Alva Myrdal's Blueprint from European Nuclear Disarmament

From END Info 18 | August 2020. Download here

In her keynote contribution to Dynamics of European Nuclear Disarmament (Spokesman Books), Alva Myrdal, the former Disarmament Minister in Sweden, argues for a ‘stepwise’ process of nuclear disarmament in Europe, through what she describes as “self propelled initiatives”, and calls for early unilateral a bilateral measures and guarantees. The following text was published in END Bulletin 7, Winter 1981/82, and is published here as a reminder of the wide-ranging and creative thinking taking place at the time.

SKM_C224e20080414110.jpg

Let us try out in a purely imaginative way, what pattern a European nuclear weapon free zone might take – or, more realistically, how the circle of agreements for nuclear disarmed countries, covered by guarantees of non-attack with nuclear weapons, grow in a rather self-generated manner.

Led on by the already thorough public discussion, well prepared proposals and perceptions, embodied in the Rapacki, Undén and Kekkonen plans, I have come to deal fairly extensively with prospective projects in a rank order from those which seem most feasible to the more difficult ones. Thus first the core neutral nations: Sweden and Finland, Yugoslavia, Austria and Switzerland; next the rather cohesive Nordic flank nations: Denmark and Norway in addition to the aforementioned Sweden and Finland; and finally the crucial Central European states which might offer themselves as “balanceable”: the two Germanies and Poland, perhaps taking in also Czechoslovakia or some other East European nation.

Extensions

As the interest in obtaining such added security as an acknowledged status of nuclear disarmament is probably shared by most, if not all, countries in Europe, one might dare to suggest some further extensions.

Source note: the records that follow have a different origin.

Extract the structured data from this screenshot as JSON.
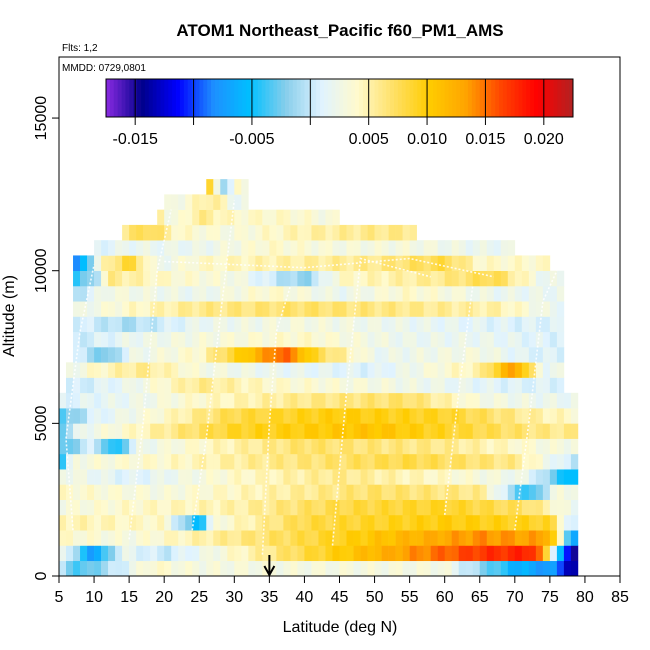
{
  "chart_data": {
    "type": "heatmap",
    "title": "ATOM1 Northeast_Pacific f60_PM1_AMS",
    "subtitle_flights": "Flts: 1,2",
    "subtitle_dates": "MMDD: 0729,0801",
    "xlabel": "Latitude (deg N)",
    "ylabel": "Altitude (m)",
    "xlim": [
      5,
      85
    ],
    "ylim": [
      0,
      17000
    ],
    "xticks": [
      "5",
      "10",
      "15",
      "20",
      "25",
      "30",
      "35",
      "40",
      "45",
      "50",
      "55",
      "60",
      "65",
      "70",
      "75",
      "80",
      "85"
    ],
    "yticks": [
      "0",
      "5000",
      "10000",
      "15000"
    ],
    "colorbar": {
      "min": -0.0175,
      "max": 0.0225,
      "tick_labels": [
        "-0.015",
        "-0.005",
        "0.005",
        "0.010",
        "0.015",
        "0.020"
      ],
      "tick_values": [
        -0.015,
        -0.005,
        0.005,
        0.01,
        0.015,
        0.02
      ],
      "colors": [
        "#8a2be2",
        "#00008b",
        "#0000ff",
        "#1e90ff",
        "#00bfff",
        "#87ceeb",
        "#e0f3ff",
        "#fffacd",
        "#ffe066",
        "#ffcc00",
        "#ffa500",
        "#ff4500",
        "#ff0000",
        "#b22222"
      ]
    },
    "marker_latitude": 35,
    "altitude_bin_m": 500,
    "lat_bin_deg": 1,
    "rows": [
      {
        "alt": 500,
        "lat_start": 5,
        "lat_end": 79,
        "base": 0.003,
        "vals": [
          [
            5,
            0.0
          ],
          [
            8,
            -0.004
          ],
          [
            18,
            0.004
          ],
          [
            24,
            0.003
          ],
          [
            40,
            0.003
          ],
          [
            60,
            0.003
          ],
          [
            70,
            -0.006
          ],
          [
            76,
            -0.008
          ],
          [
            78,
            -0.014
          ]
        ]
      },
      {
        "alt": 1000,
        "lat_start": 5,
        "lat_end": 79,
        "base": 0.006,
        "vals": [
          [
            5,
            0.004
          ],
          [
            10,
            -0.008
          ],
          [
            14,
            0.002
          ],
          [
            20,
            0.0
          ],
          [
            30,
            0.004
          ],
          [
            50,
            0.012
          ],
          [
            65,
            0.017
          ],
          [
            73,
            0.018
          ],
          [
            78,
            -0.015
          ]
        ]
      },
      {
        "alt": 1500,
        "lat_start": 5,
        "lat_end": 79,
        "base": 0.005,
        "vals": [
          [
            5,
            0.004
          ],
          [
            15,
            0.003
          ],
          [
            25,
            0.005
          ],
          [
            40,
            0.008
          ],
          [
            55,
            0.012
          ],
          [
            65,
            0.014
          ],
          [
            75,
            0.013
          ],
          [
            78,
            -0.006
          ]
        ]
      },
      {
        "alt": 2000,
        "lat_start": 5,
        "lat_end": 79,
        "base": 0.005,
        "vals": [
          [
            5,
            0.005
          ],
          [
            20,
            0.004
          ],
          [
            25,
            -0.006
          ],
          [
            27,
            0.003
          ],
          [
            40,
            0.008
          ],
          [
            60,
            0.01
          ],
          [
            75,
            0.009
          ],
          [
            78,
            0.0
          ]
        ]
      },
      {
        "alt": 2500,
        "lat_start": 5,
        "lat_end": 79,
        "base": 0.004,
        "vals": [
          [
            5,
            0.003
          ],
          [
            15,
            0.004
          ],
          [
            30,
            0.005
          ],
          [
            45,
            0.008
          ],
          [
            60,
            0.009
          ],
          [
            72,
            0.007
          ],
          [
            78,
            0.002
          ]
        ]
      },
      {
        "alt": 3000,
        "lat_start": 5,
        "lat_end": 79,
        "base": 0.004,
        "vals": [
          [
            5,
            0.004
          ],
          [
            20,
            0.003
          ],
          [
            35,
            0.005
          ],
          [
            50,
            0.007
          ],
          [
            65,
            0.006
          ],
          [
            72,
            -0.005
          ],
          [
            76,
            0.003
          ]
        ]
      },
      {
        "alt": 3500,
        "lat_start": 5,
        "lat_end": 79,
        "base": 0.004,
        "vals": [
          [
            5,
            0.003
          ],
          [
            15,
            0.001
          ],
          [
            30,
            0.004
          ],
          [
            45,
            0.006
          ],
          [
            60,
            0.004
          ],
          [
            72,
            0.002
          ],
          [
            78,
            -0.006
          ]
        ]
      },
      {
        "alt": 4000,
        "lat_start": 5,
        "lat_end": 79,
        "base": 0.004,
        "vals": [
          [
            5,
            -0.006
          ],
          [
            7,
            0.003
          ],
          [
            20,
            0.004
          ],
          [
            35,
            0.006
          ],
          [
            55,
            0.008
          ],
          [
            70,
            0.006
          ],
          [
            78,
            0.0
          ]
        ]
      },
      {
        "alt": 4500,
        "lat_start": 5,
        "lat_end": 79,
        "base": 0.004,
        "vals": [
          [
            5,
            -0.004
          ],
          [
            10,
            0.001
          ],
          [
            13,
            -0.006
          ],
          [
            16,
            0.002
          ],
          [
            25,
            0.004
          ],
          [
            40,
            0.007
          ],
          [
            60,
            0.006
          ],
          [
            75,
            0.003
          ]
        ]
      },
      {
        "alt": 5000,
        "lat_start": 5,
        "lat_end": 79,
        "base": 0.005,
        "vals": [
          [
            5,
            -0.003
          ],
          [
            8,
            0.002
          ],
          [
            15,
            0.004
          ],
          [
            30,
            0.009
          ],
          [
            50,
            0.011
          ],
          [
            65,
            0.008
          ],
          [
            75,
            0.006
          ]
        ]
      },
      {
        "alt": 5500,
        "lat_start": 5,
        "lat_end": 79,
        "base": 0.005,
        "vals": [
          [
            5,
            -0.004
          ],
          [
            10,
            0.001
          ],
          [
            20,
            0.004
          ],
          [
            30,
            0.008
          ],
          [
            45,
            0.01
          ],
          [
            60,
            0.009
          ],
          [
            70,
            0.006
          ],
          [
            78,
            0.004
          ]
        ]
      },
      {
        "alt": 6000,
        "lat_start": 5,
        "lat_end": 79,
        "base": 0.004,
        "vals": [
          [
            5,
            0.001
          ],
          [
            15,
            0.002
          ],
          [
            25,
            0.004
          ],
          [
            40,
            0.006
          ],
          [
            55,
            0.007
          ],
          [
            65,
            0.003
          ],
          [
            75,
            0.002
          ]
        ]
      },
      {
        "alt": 6500,
        "lat_start": 6,
        "lat_end": 77,
        "base": 0.004,
        "vals": [
          [
            6,
            0.0
          ],
          [
            15,
            0.002
          ],
          [
            25,
            0.006
          ],
          [
            35,
            0.004
          ],
          [
            50,
            0.003
          ],
          [
            60,
            0.002
          ],
          [
            70,
            0.001
          ]
        ]
      },
      {
        "alt": 7000,
        "lat_start": 6,
        "lat_end": 77,
        "base": 0.003,
        "vals": [
          [
            6,
            0.002
          ],
          [
            10,
            0.004
          ],
          [
            17,
            0.006
          ],
          [
            25,
            0.003
          ],
          [
            35,
            0.002
          ],
          [
            50,
            0.001
          ],
          [
            65,
            0.005
          ],
          [
            70,
            0.014
          ],
          [
            74,
            0.002
          ]
        ]
      },
      {
        "alt": 7500,
        "lat_start": 7,
        "lat_end": 77,
        "base": 0.003,
        "vals": [
          [
            7,
            0.001
          ],
          [
            12,
            -0.003
          ],
          [
            15,
            0.002
          ],
          [
            25,
            0.004
          ],
          [
            37,
            0.016
          ],
          [
            42,
            0.008
          ],
          [
            50,
            0.002
          ],
          [
            65,
            0.003
          ],
          [
            72,
            0.001
          ]
        ]
      },
      {
        "alt": 8000,
        "lat_start": 7,
        "lat_end": 77,
        "base": 0.003,
        "vals": [
          [
            7,
            0.0
          ],
          [
            15,
            0.002
          ],
          [
            25,
            0.003
          ],
          [
            40,
            0.004
          ],
          [
            55,
            0.002
          ],
          [
            65,
            0.002
          ],
          [
            75,
            0.001
          ]
        ]
      },
      {
        "alt": 8500,
        "lat_start": 7,
        "lat_end": 77,
        "base": 0.002,
        "vals": [
          [
            7,
            0.001
          ],
          [
            15,
            -0.001
          ],
          [
            25,
            0.002
          ],
          [
            40,
            0.003
          ],
          [
            55,
            0.002
          ],
          [
            70,
            0.001
          ]
        ]
      },
      {
        "alt": 9000,
        "lat_start": 7,
        "lat_end": 77,
        "base": 0.003,
        "vals": [
          [
            7,
            0.002
          ],
          [
            15,
            0.004
          ],
          [
            25,
            0.006
          ],
          [
            40,
            0.007
          ],
          [
            55,
            0.006
          ],
          [
            68,
            0.005
          ],
          [
            75,
            0.002
          ]
        ]
      },
      {
        "alt": 9500,
        "lat_start": 7,
        "lat_end": 77,
        "base": 0.003,
        "vals": [
          [
            7,
            -0.001
          ],
          [
            12,
            0.003
          ],
          [
            25,
            0.002
          ],
          [
            35,
            0.004
          ],
          [
            45,
            0.002
          ],
          [
            55,
            0.004
          ],
          [
            68,
            0.002
          ]
        ]
      },
      {
        "alt": 10000,
        "lat_start": 7,
        "lat_end": 77,
        "base": 0.003,
        "vals": [
          [
            7,
            -0.004
          ],
          [
            10,
            -0.002
          ],
          [
            12,
            0.006
          ],
          [
            20,
            0.004
          ],
          [
            30,
            0.003
          ],
          [
            40,
            -0.002
          ],
          [
            45,
            0.004
          ],
          [
            60,
            0.006
          ],
          [
            67,
            0.008
          ],
          [
            74,
            0.002
          ]
        ]
      },
      {
        "alt": 10500,
        "lat_start": 7,
        "lat_end": 75,
        "base": 0.004,
        "vals": [
          [
            7,
            -0.011
          ],
          [
            11,
            0.004
          ],
          [
            15,
            0.009
          ],
          [
            19,
            0.002
          ],
          [
            25,
            0.004
          ],
          [
            35,
            0.005
          ],
          [
            50,
            0.006
          ],
          [
            60,
            0.008
          ],
          [
            65,
            0.004
          ]
        ]
      },
      {
        "alt": 11000,
        "lat_start": 10,
        "lat_end": 70,
        "base": 0.003,
        "vals": [
          [
            10,
            0.001
          ],
          [
            15,
            0.002
          ],
          [
            25,
            0.002
          ],
          [
            35,
            0.004
          ],
          [
            45,
            0.003
          ],
          [
            55,
            0.003
          ],
          [
            65,
            0.002
          ]
        ]
      },
      {
        "alt": 11500,
        "lat_start": 14,
        "lat_end": 56,
        "base": 0.005,
        "vals": [
          [
            14,
            0.006
          ],
          [
            18,
            0.008
          ],
          [
            22,
            0.004
          ],
          [
            30,
            0.003
          ],
          [
            40,
            0.005
          ],
          [
            50,
            0.006
          ]
        ]
      },
      {
        "alt": 12000,
        "lat_start": 19,
        "lat_end": 45,
        "base": 0.004,
        "vals": [
          [
            19,
            0.007
          ],
          [
            21,
            0.002
          ],
          [
            25,
            0.006
          ],
          [
            30,
            0.004
          ],
          [
            38,
            0.004
          ],
          [
            44,
            0.003
          ]
        ]
      },
      {
        "alt": 12500,
        "lat_start": 20,
        "lat_end": 32,
        "base": 0.003,
        "vals": [
          [
            20,
            0.002
          ],
          [
            24,
            0.004
          ],
          [
            27,
            0.006
          ],
          [
            30,
            0.002
          ]
        ]
      },
      {
        "alt": 13000,
        "lat_start": 26,
        "lat_end": 32,
        "base": 0.003,
        "vals": [
          [
            26,
            0.012
          ],
          [
            27,
            0.004
          ],
          [
            29,
            -0.002
          ],
          [
            30,
            0.004
          ],
          [
            31,
            0.003
          ]
        ]
      }
    ]
  }
}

For instance, Holland and Belgium might be early joiners, to judge from their own lively public debate on the issue. On the southern side, Roumania might perhaps be expected to follow up earlier initiatives to help establish a nuclear weapon free zone in the Balkans. If balancing is necessary, either Greece or Turkey or both, might then have to be won for a matching agreement. But perhaps Roumania might go it alone, considering its many initiatives to loosen the constraints of the military blocs, whilst preserving their political systems unaltered.

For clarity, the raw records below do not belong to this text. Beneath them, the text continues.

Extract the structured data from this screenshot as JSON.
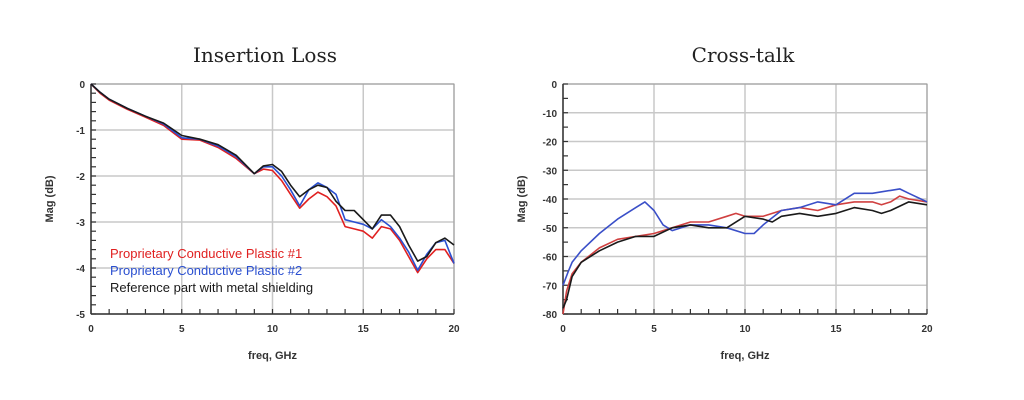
{
  "chart_data": [
    {
      "type": "line",
      "title": "Insertion Loss",
      "xlabel": "freq, GHz",
      "ylabel": "Mag (dB)",
      "xlim": [
        0,
        20
      ],
      "ylim": [
        -5,
        0
      ],
      "xticks": [
        "0",
        "5",
        "10",
        "15",
        "20"
      ],
      "yticks": [
        "0",
        "-1",
        "-2",
        "-3",
        "-4",
        "-5"
      ],
      "xtick_values": [
        0,
        5,
        10,
        15,
        20
      ],
      "ytick_values": [
        0,
        -1,
        -2,
        -3,
        -4,
        -5
      ],
      "grid": true,
      "legend_placement": "bottom-left",
      "series": [
        {
          "name": "Proprietary Conductive Plastic #1",
          "color": "#e02020",
          "x": [
            0,
            0.5,
            1,
            2,
            3,
            4,
            5,
            6,
            7,
            8,
            9,
            9.5,
            10,
            10.5,
            11,
            11.5,
            12,
            12.5,
            13,
            13.5,
            14,
            14.5,
            15,
            15.5,
            16,
            16.5,
            17,
            17.5,
            18,
            18.5,
            19,
            19.5,
            20
          ],
          "y": [
            0,
            -0.2,
            -0.35,
            -0.55,
            -0.72,
            -0.9,
            -1.2,
            -1.22,
            -1.38,
            -1.62,
            -1.95,
            -1.85,
            -1.88,
            -2.1,
            -2.4,
            -2.7,
            -2.5,
            -2.35,
            -2.45,
            -2.65,
            -3.1,
            -3.15,
            -3.2,
            -3.35,
            -3.1,
            -3.15,
            -3.4,
            -3.75,
            -4.1,
            -3.8,
            -3.6,
            -3.6,
            -3.9
          ]
        },
        {
          "name": "Proprietary Conductive Plastic #2",
          "color": "#2a4fd0",
          "x": [
            0,
            0.5,
            1,
            2,
            3,
            4,
            5,
            6,
            7,
            8,
            9,
            9.5,
            10,
            10.5,
            11,
            11.5,
            12,
            12.5,
            13,
            13.5,
            14,
            14.5,
            15,
            15.5,
            16,
            16.5,
            17,
            17.5,
            18,
            18.5,
            19,
            19.5,
            20
          ],
          "y": [
            0,
            -0.18,
            -0.33,
            -0.53,
            -0.7,
            -0.87,
            -1.17,
            -1.2,
            -1.35,
            -1.58,
            -1.95,
            -1.8,
            -1.8,
            -2.0,
            -2.3,
            -2.65,
            -2.3,
            -2.15,
            -2.25,
            -2.4,
            -2.95,
            -3.0,
            -3.05,
            -3.15,
            -2.95,
            -3.1,
            -3.35,
            -3.65,
            -4.05,
            -3.7,
            -3.45,
            -3.4,
            -3.9
          ]
        },
        {
          "name": "Reference part with metal shielding",
          "color": "#1a1a1a",
          "x": [
            0,
            0.5,
            1,
            2,
            3,
            4,
            5,
            6,
            7,
            8,
            9,
            9.5,
            10,
            10.5,
            11,
            11.5,
            12,
            12.5,
            13,
            13.5,
            14,
            14.5,
            15,
            15.5,
            16,
            16.5,
            17,
            17.5,
            18,
            18.5,
            19,
            19.5,
            20
          ],
          "y": [
            0,
            -0.18,
            -0.33,
            -0.53,
            -0.7,
            -0.85,
            -1.12,
            -1.2,
            -1.32,
            -1.55,
            -1.95,
            -1.78,
            -1.75,
            -1.9,
            -2.2,
            -2.45,
            -2.3,
            -2.2,
            -2.25,
            -2.55,
            -2.75,
            -2.75,
            -2.95,
            -3.15,
            -2.85,
            -2.85,
            -3.1,
            -3.5,
            -3.85,
            -3.75,
            -3.45,
            -3.35,
            -3.5
          ]
        }
      ]
    },
    {
      "type": "line",
      "title": "Cross-talk",
      "xlabel": "freq, GHz",
      "ylabel": "Mag (dB)",
      "xlim": [
        0,
        20
      ],
      "ylim": [
        -80,
        0
      ],
      "xticks": [
        "0",
        "5",
        "10",
        "15",
        "20"
      ],
      "yticks": [
        "0",
        "-10",
        "-20",
        "-30",
        "-40",
        "-50",
        "-60",
        "-70",
        "-80"
      ],
      "xtick_values": [
        0,
        5,
        10,
        15,
        20
      ],
      "ytick_values": [
        0,
        -10,
        -20,
        -30,
        -40,
        -50,
        -60,
        -70,
        -80
      ],
      "grid": true,
      "series": [
        {
          "name": "Proprietary Conductive Plastic #1",
          "color": "#d04040",
          "x": [
            0,
            0.2,
            0.5,
            1,
            2,
            3,
            4,
            5,
            6,
            7,
            8,
            9,
            9.5,
            10,
            11,
            12,
            13,
            14,
            15,
            16,
            17,
            17.5,
            18,
            18.5,
            19,
            20
          ],
          "y": [
            -80,
            -72,
            -66,
            -62,
            -57,
            -54,
            -53,
            -52,
            -50,
            -48,
            -48,
            -46,
            -45,
            -46,
            -46,
            -44,
            -43,
            -44,
            -42,
            -41,
            -41,
            -42,
            -41,
            -39,
            -40,
            -41
          ]
        },
        {
          "name": "Proprietary Conductive Plastic #2",
          "color": "#3a4fc8",
          "x": [
            0,
            0.3,
            0.5,
            1,
            2,
            3,
            4,
            4.5,
            5,
            5.5,
            6,
            7,
            8,
            9,
            10,
            10.5,
            11,
            12,
            13,
            14,
            15,
            16,
            17,
            18,
            18.5,
            19,
            20
          ],
          "y": [
            -70,
            -65,
            -62,
            -58,
            -52,
            -47,
            -43,
            -41,
            -44,
            -49,
            -51,
            -49,
            -49,
            -50,
            -52,
            -52,
            -49,
            -44,
            -43,
            -41,
            -42,
            -38,
            -38,
            -37,
            -36.5,
            -38,
            -41
          ]
        },
        {
          "name": "Reference part with metal shielding",
          "color": "#1a1a1a",
          "x": [
            0,
            0.2,
            0.5,
            1,
            2,
            3,
            4,
            5,
            6,
            7,
            8,
            9,
            10,
            11,
            11.5,
            12,
            13,
            14,
            15,
            16,
            17,
            17.5,
            18,
            19,
            20
          ],
          "y": [
            -78,
            -75,
            -67,
            -62,
            -58,
            -55,
            -53,
            -53,
            -50,
            -49,
            -50,
            -50,
            -46,
            -47,
            -48,
            -46,
            -45,
            -46,
            -45,
            -43,
            -44,
            -45,
            -44,
            -41,
            -42
          ]
        }
      ]
    }
  ]
}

The two minor nuclear powers in Europe, France and Great Britain, have another context. Their quid pro quo problem is very different and much more directly concerns the superpowers’ major interests.

In this essay advocating European nuclear disarmament, I have restricted the attention to those tactical and Eurostrategic weapons which, although some may be important for an overall superpower context, are deployed by them – or intended – for use against European territories. They are definitely against our most vital interests.

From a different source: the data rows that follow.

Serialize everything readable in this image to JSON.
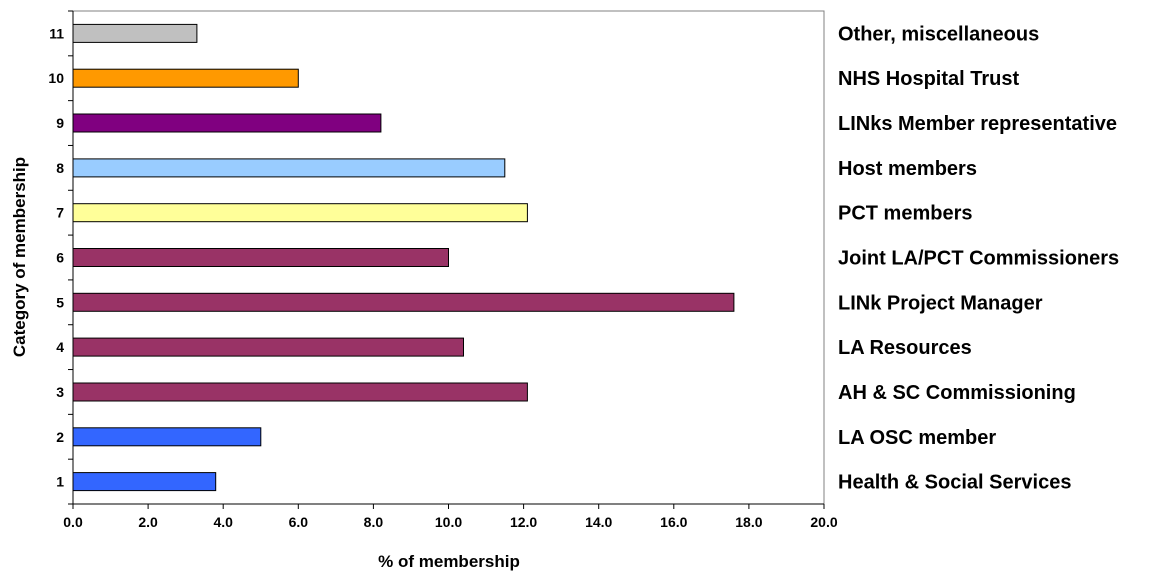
{
  "chart_data": {
    "type": "bar",
    "orientation": "horizontal",
    "title": "",
    "xlabel": "% of membership",
    "ylabel": "Category of membership",
    "xlim": [
      0,
      20
    ],
    "x_ticks": [
      "0.0",
      "2.0",
      "4.0",
      "6.0",
      "8.0",
      "10.0",
      "12.0",
      "14.0",
      "16.0",
      "18.0",
      "20.0"
    ],
    "grid": false,
    "legend": "none",
    "categories": [
      "1",
      "2",
      "3",
      "4",
      "5",
      "6",
      "7",
      "8",
      "9",
      "10",
      "11"
    ],
    "category_labels": [
      "Health & Social Services",
      "LA OSC member",
      "AH & SC Commissioning",
      "LA Resources",
      "LINk Project Manager",
      "Joint LA/PCT Commissioners",
      "PCT members",
      "Host members",
      "LINks Member representative",
      "NHS Hospital Trust",
      "Other, miscellaneous"
    ],
    "values": [
      3.8,
      5.0,
      12.1,
      10.4,
      17.6,
      10.0,
      12.1,
      11.5,
      8.2,
      6.0,
      3.3
    ],
    "colors": [
      "#3366ff",
      "#3366ff",
      "#993366",
      "#993366",
      "#993366",
      "#993366",
      "#ffff99",
      "#99ccff",
      "#800080",
      "#ff9900",
      "#c0c0c0"
    ]
  }
}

Two remarks must be explicitly stressed. One is to remind us – and the superpowers – of the great positive value for the European countries attainable by buttressing security with their promised pledges not to attack us with nuclear weapons when we keep our own territories free from such weapons.

The second is that I have been moved to write as I do in the conviction that at bottom, not just a few, but all, people do realise the compelling need to begin now to lift the fear of doomsday which we sense in appreciating that the all-to-mighty nations in their spiralling mutual hostility use our peoples in Europe as hostages, at a time when we ourselves have become so free from aggressive impulses.

My own proposal definitely favours a stepwise approach but one to be incessantly pursued at the unilateral, as well as the bilateral levels.

Starting now

Europe is now given a chance to negotiate – if we are prepared to take it. The two superpowers have been brought, at last, to agree that negotiations about medium range nuclear missiles for Europe should start, before the end of this year.

This is good. But it is not enough, neither in terms of timetable nor of participants. The negotiations cannot proceed above the heads of the parties mainly concerned, namely the European countries themselves. Nor can these countries passively wait until next year to discover which directions the negotiations might take.

We should make up our own minds and act, both on a schedule of more tightly planned, speedier negotiations and on building up an agenda which could produce desirable results.

How can we hasten the many faceted pattern of negotiations? Probably we should be tentative to begin with, allowing different nations to “feel out” the possibilities of cooperation with other nations. Likeminded states like the free, nonaligned nations would be in order to open talks right away, and so would such others as the smaller and “next to nuclear free” states like those of Benelux. Members of the military alliances must begin by opening dialogues with their superpower leaders to gain insight as to how they can go forward in winning freedom from the nuclear weapon option; thus Norway and Denmark can explore how safely they can become free from being drawn into NATO’s planning for using nuclear weapons in wartime.

We, the European countries – must prepare a variety of inputs for what as yet are only prospectively bilateral negotiations between the two superpowers. They should not be left alone to decide on what Germans call “Nach-Rüstung” – making some additions of new nuclear-weapon systems on European soil seem inevitable, a foregone conclusion.

Our chance to influence the decisions is the greater the sooner we start and the more decisively we act in presenting plans.